Brick Worx heeft twee aanslagbiljetten voor 2020 en 2021 overgelegd waarvan zij betaling van één derde deel van de totaalbedragen door [gedaagde] vordert conform een door Brick Worx gehanteerde verdeelsleutel. [gedaagde] heeft erop gewezen dat deze biljetten op naam staan van “[naam]”, met wie hij niet bekend is. Aangezien op diezelfde biljetten echter expliciet staat vermeld “Betreft: [adres]” en als niet betwist vaststaat dat in het gehuurde naast [gedaagde] nog twee huurders woonachtig zijn, is het naar het oordeel van de kantonrechter duidelijk dat de belastingen en heffingen het gehuurde betreffen en staat de vermelding van “[naam]” niet aan verschuldigdheid van (één derde deel van) de op de biljetten genoemde belastingen en heffingen in de weg. [gedaagde] heeft daarnaast onvoldoende onderbouwd waarom het feit dat het jaar 2021 nog niet is afgelopen ertoe zou moeten leiden dat het bedrag voor dit jaar niet kan worden gevorderd.

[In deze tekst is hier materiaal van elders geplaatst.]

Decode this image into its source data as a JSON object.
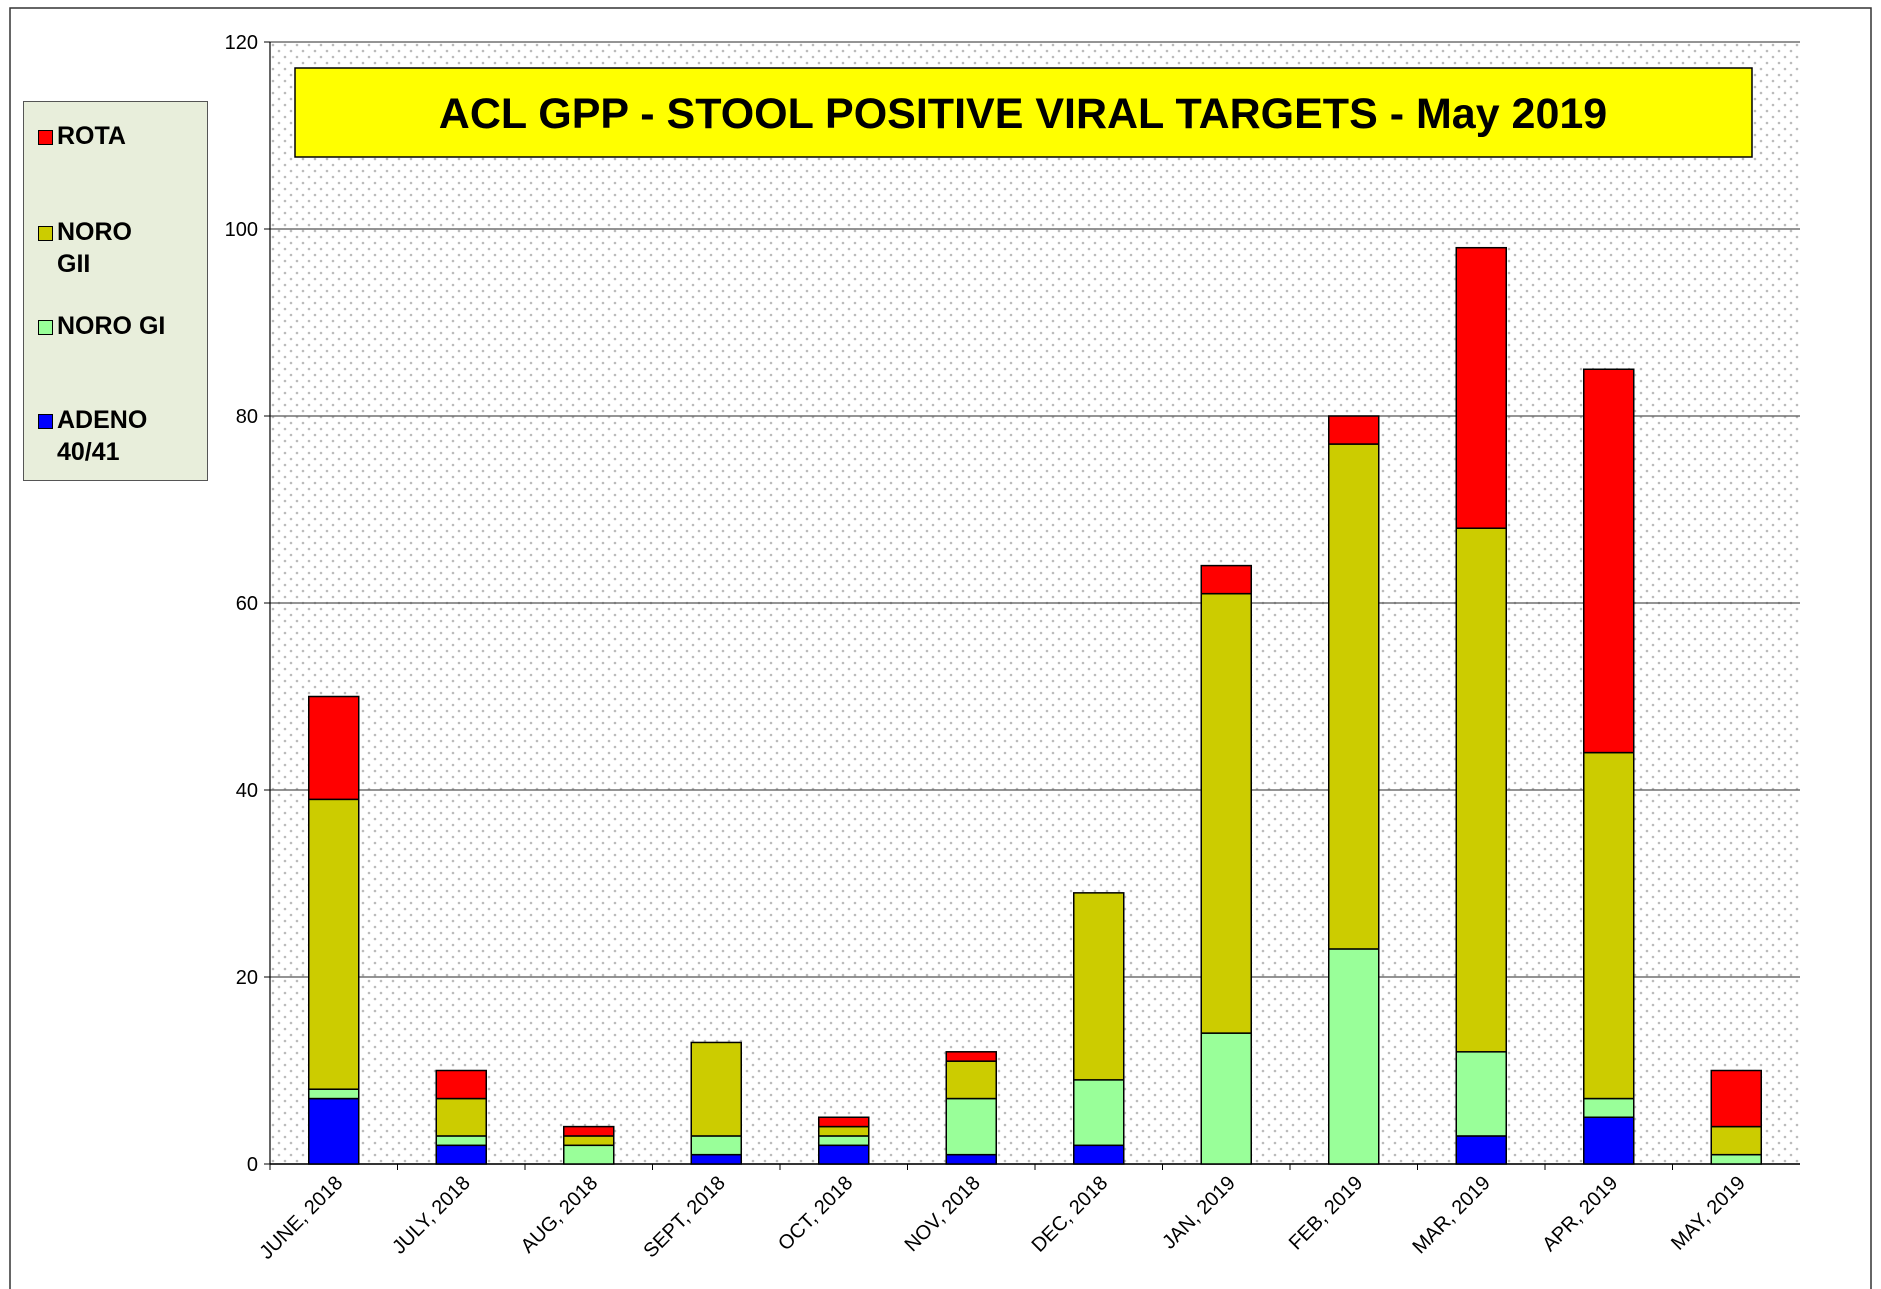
{
  "chart_data": {
    "type": "stacked_bar",
    "title": "ACL GPP - STOOL POSITIVE VIRAL TARGETS - May 2019",
    "categories": [
      "JUNE, 2018",
      "JULY, 2018",
      "AUG, 2018",
      "SEPT, 2018",
      "OCT, 2018",
      "NOV, 2018",
      "DEC, 2018",
      "JAN, 2019",
      "FEB, 2019",
      "MAR, 2019",
      "APR, 2019",
      "MAY, 2019"
    ],
    "series": [
      {
        "name": "ADENO 40/41",
        "color": "#0000ff",
        "values": [
          7,
          2,
          0,
          1,
          2,
          1,
          2,
          0,
          0,
          3,
          5,
          0
        ]
      },
      {
        "name": "NORO GI",
        "color": "#99ff99",
        "values": [
          1,
          1,
          2,
          2,
          1,
          6,
          7,
          14,
          23,
          9,
          2,
          1
        ]
      },
      {
        "name": "NORO GII",
        "color": "#cccc00",
        "values": [
          31,
          4,
          1,
          10,
          1,
          4,
          20,
          47,
          54,
          56,
          37,
          3
        ]
      },
      {
        "name": "ROTA",
        "color": "#ff0000",
        "values": [
          11,
          3,
          1,
          0,
          1,
          1,
          0,
          3,
          3,
          30,
          41,
          6
        ]
      }
    ],
    "ylim": [
      0,
      120
    ],
    "yticks": [
      0,
      20,
      40,
      60,
      80,
      100,
      120
    ],
    "grid": true,
    "legend": "left"
  }
}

Ten slotte heeft [gedaagde] gemotiveerd betwist dat de post “watersysteemheffing ingezetenen” doorberekend kan worden door aan te voeren dat dit vaste bedrag niet afhankelijk is van het gebruik van de woning, hetgeen op grond van artikel 7.1 van de huurovereenkomst bepalend is voor de verschuldigdheid door [gedaagde]. Nu Brick Worx heeft nagelaten te onderbouwen op welke grond deze heffing voor rekening van [gedaagde] dient te komen, treft het verweer doel. Het bovenstaande in acht nemende wijst de kantonrechter de gevorderde bedragen toe onder aftrek van één derde van de bedragen genoemd bij de posten “watersysteemheffing ingezetenen”.
5.14.
De gevorderde bepaling dat [gedaagde] jaarlijks zijn aandeel verschuldigd is aan Brick Worx wijst de kantonrechter af, nu een en ander genoegzaam volgt uit hetgeen partijen zijn overeengekomen in de huurovereenkomst.
Leges huurcommissie
5.15.
Doordat tijdig is gedagvaard, is de uitspraak van de huurcommissie komen te vervallen. De kantonrechter dient vervolgens een beslissing te nemen over de punten waarover de huurcommissie om een uitspraak was verzocht. Dit betekent dat de kantonrechter de uitspraak van de huurcommissie niet kan vernietigen. De kantonrechter kan dan ook geen uitspraak doen over de verschuldigdheid van de door de huurcommissie vastgelegde leges en wijst de vordering dienaangaande van Brick Worx af.
Proceskosten
5.16.
Aangezien beide partijen over en weer op enkele punten in het ongelijk zijn gesteld, ziet de kantonrechter aanleiding om de proceskosten te compenseren, in die zin dat beide partijen de eigen kosten dragen.
6. De beslissing
De kantonrechter:
stelt de huurprijs vanaf 1 mei 2020 vast op € 228,25 per maand;
stelt het voorschot servicekosten vanaf 1 mei 2020 vast op € 103,75 per maand;
veroordeelt [gedaagde] tot betaling aan Brick Worx van de gemeentelijke heffingen van€ 211,32 over 2020 en € 216,52 over 2021;
compenseert de proceskosten, in die zin dat beide partijen de eigen kosten dragen;
verklaart dit vonnis uitvoerbaar bij voorraad en wijst af het méér of anders gevorderde.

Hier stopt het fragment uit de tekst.